“Crime Does Not Pay” (“El crimen no compensa”), aparte de serial comiquero, fue en los años 40 del siglo pasado serial radiofónico (sin tener ambos nada en común) y también serial de cortometrajes de la compañía MGM que, aquí sí, fue inspiración del radiofónico, que trató de adaptarlo escrupulosamente. El de películas cortas se implantó a mediados de los años treinta, en un momento clave: el advenimiento reaccionario del código Hays en el cine estadounidense, que cortaba el paso a cierto progresismo que había funcionado a modo de desahogo conductista en Hollywood con la aparición del sonoro. Este Crimes Does Not Pay del celuloide aguantó hasta 1947, y si en sus inicios fijó su conservadurismo en -entre otras muchas cosas- desmitificar la imagen romántica y amoral del gángster que había tenido el favor del periodo anterior, en su última etapa declinó impotente ante el empuje imparable de un film noir ya asentado en perfiles de una ambigüedad no exenta de cierta complejidad especulativa y de una crítica social solapada que, de alguna manera, solo pudo tratar de ser cercenada de raíz posteriormente con la caza de brujas del macartismo. En medio de todo ello, una sucesión de trabajos fuertemente aleccionadores donde el orden y la ley se acababan imponiendo siempre frente a aquellos “parias” que, de muy diferente manera (es de rigor reconocer la versatilidad temática de la serie), trataban de transgredir las buenas costumbres y los mejores comportamientos del buen ciudadano medio yanki.
“The Luckiest Guy in the World” fue la última muestra del ciclo -y, de momento, la mejor con diferencia del lote gracias a la loable y denodada labor de la web especializada Noirestyle, que ha subtitulado en los últimos meses la mayor parte de los cortometrajes- como consecuencia de una atmósfera que subrayaba la mórbida fatalidad del protagonista a través de una sucesión de incidentes azarosos que, de casi pura chiripa, le colocaban en una posición de ventura ilusoria. La historia no era original, y ni tan siquiera el tratamiento: al visualizar los 21 minutos con flashback fantasmal acompañado de música incidental inquietante, con una muerte inesperada y una turbia suplantación de identidad no podemos evitar pensar en la quintaesencial “Detour” de Edgar G. Ulmer perpetrada dos años antes. Y esta referencia, créanme, hace ganar muchos puntos a poco que se logre, como es el caso, “intranquilizar” al espectador. Desempeñada en el papel principal por Barry Nelson -futuro James Bond televisivo-, su rostro aniñado imprimía además al episodio un matiz muy convincente para quien oficiaba de malogrado comisionista inmobiliario carcomido por las deudas y la adicción irrefrenable a las apuestas de las carreras de caballos.

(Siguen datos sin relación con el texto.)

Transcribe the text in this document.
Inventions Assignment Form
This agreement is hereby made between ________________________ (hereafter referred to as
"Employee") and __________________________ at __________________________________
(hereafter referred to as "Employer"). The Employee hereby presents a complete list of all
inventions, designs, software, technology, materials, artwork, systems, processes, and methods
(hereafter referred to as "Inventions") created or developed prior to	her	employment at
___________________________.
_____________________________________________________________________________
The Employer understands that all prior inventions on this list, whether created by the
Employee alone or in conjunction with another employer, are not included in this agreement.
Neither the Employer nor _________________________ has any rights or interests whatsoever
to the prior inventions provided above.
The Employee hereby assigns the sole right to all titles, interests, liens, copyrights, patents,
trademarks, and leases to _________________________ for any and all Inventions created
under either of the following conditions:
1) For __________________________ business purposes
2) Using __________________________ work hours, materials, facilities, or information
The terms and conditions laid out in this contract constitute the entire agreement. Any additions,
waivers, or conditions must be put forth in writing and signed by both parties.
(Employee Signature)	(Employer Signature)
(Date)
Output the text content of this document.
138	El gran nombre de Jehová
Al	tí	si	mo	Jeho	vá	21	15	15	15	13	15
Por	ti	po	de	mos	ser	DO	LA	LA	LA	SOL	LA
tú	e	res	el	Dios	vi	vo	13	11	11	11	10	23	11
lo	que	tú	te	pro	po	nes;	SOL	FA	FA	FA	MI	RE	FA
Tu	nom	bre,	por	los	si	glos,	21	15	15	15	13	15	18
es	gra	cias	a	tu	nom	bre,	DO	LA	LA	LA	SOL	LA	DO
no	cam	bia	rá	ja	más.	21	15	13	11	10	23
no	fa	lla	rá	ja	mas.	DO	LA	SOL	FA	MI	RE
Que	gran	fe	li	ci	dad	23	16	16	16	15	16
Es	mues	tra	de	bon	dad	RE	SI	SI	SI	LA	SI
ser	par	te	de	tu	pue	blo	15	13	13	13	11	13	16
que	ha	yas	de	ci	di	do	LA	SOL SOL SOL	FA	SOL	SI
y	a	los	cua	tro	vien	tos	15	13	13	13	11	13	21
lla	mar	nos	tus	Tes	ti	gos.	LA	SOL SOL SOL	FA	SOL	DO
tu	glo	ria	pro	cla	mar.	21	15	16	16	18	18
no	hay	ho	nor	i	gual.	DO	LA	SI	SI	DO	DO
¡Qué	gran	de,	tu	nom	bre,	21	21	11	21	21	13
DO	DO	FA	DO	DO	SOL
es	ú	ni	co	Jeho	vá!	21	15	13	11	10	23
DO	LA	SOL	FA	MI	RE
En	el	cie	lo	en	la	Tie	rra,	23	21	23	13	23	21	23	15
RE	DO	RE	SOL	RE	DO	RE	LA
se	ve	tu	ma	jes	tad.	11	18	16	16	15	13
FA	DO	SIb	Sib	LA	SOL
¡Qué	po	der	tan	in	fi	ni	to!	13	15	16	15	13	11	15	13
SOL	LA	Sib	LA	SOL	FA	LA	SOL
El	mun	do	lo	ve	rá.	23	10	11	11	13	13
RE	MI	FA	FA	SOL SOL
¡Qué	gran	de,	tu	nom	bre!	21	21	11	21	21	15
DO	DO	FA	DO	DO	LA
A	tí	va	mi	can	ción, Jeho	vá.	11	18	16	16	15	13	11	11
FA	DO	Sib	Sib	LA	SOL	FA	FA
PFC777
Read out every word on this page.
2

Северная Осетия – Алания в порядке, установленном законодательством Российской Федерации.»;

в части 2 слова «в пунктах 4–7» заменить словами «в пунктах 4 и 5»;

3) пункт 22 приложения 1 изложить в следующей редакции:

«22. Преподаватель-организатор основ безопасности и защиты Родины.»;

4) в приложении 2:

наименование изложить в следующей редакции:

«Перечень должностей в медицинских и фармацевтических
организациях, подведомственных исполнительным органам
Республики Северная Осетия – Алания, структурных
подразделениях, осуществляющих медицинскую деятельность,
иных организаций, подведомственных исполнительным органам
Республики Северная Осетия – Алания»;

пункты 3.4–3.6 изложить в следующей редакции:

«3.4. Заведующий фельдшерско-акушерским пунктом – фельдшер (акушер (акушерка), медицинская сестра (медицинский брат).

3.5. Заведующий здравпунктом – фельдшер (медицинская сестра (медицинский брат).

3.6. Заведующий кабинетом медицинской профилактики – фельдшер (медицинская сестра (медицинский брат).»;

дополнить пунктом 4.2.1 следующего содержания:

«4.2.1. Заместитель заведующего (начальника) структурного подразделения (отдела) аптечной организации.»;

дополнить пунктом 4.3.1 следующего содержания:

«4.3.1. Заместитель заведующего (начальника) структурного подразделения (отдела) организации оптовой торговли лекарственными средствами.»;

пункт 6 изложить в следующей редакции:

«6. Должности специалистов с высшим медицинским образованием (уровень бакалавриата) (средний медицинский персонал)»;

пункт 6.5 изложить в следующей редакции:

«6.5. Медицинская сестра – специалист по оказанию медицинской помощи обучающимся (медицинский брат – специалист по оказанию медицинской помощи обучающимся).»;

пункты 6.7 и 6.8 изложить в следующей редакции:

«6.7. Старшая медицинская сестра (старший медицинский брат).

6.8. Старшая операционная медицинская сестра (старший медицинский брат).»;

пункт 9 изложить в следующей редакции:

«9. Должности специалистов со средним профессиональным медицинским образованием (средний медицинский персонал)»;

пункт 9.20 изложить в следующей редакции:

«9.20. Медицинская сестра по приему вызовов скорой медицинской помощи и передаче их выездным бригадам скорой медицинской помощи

Arrastrado por los acontecimientos, se verá envuelto en una pugna, esta sí, cuyo desenlace vendrá del lado y en el momento más imprevistos, después de sortear con alfileres un destino irreal.
Fue dirigida por un todoterreno de la época, Joseph M. Newman, que a partir de 1939 se incorporó a la nómina de realizadores de la serie -incluyendo pesos pesados como Jacques Tourneur, Joseph Losey o Fred Zinnemann- convirtiéndose en asiduo y prácticamente vertebrador del producto. Aprovechó la frecuencia para experimentar temáticas entonces casi inéditas como los alumbramientos clandestinos en el caso de “Women in Hiding” y que años más tarde desarrollaría en uno de los más audaces film noirs de finales de los 40: “Abandoned”. Y es que fue más o menos a partir de “The Luckiest Guy in the World” cuando comenzó la época más fructífera en términos artísticos de Newman: a la citada “Abandoned” (1949) habría que destacar la policiaca “711 Ocean Drive” (1950) o la perturbadora “Dangerous Crossing” (1953), perlas exclusivas en una trayectoria estajanovista que trabajó en muy diversos géneros, pero que tuvo en el western el filón alimenticio principal.
Precisamente es la muy efectiva y ágil “711 Ocean Drive” la que comparte recursos de guión con “The Luckiest Guy”: la desempeñada como primer espada por Edmond O’Brien también está ambientada en el mundo de las quinielas hípicas, su actor principal igualmente sucumbe a la tentación que genera la ambición desmedida por las triquiñuelas y el dinero fácil y, de nuevo, es la fe ciega en el papel protector de la policía la que tiñe a modo de escamosa moraleja los títulos finales de crédito.
Porque, como dice Charles Vurn en “The Luckiest Guy” a modo de coda mefistofélica: “lo único que necesitas es un par de oportunidades, y nada puede detenerte”.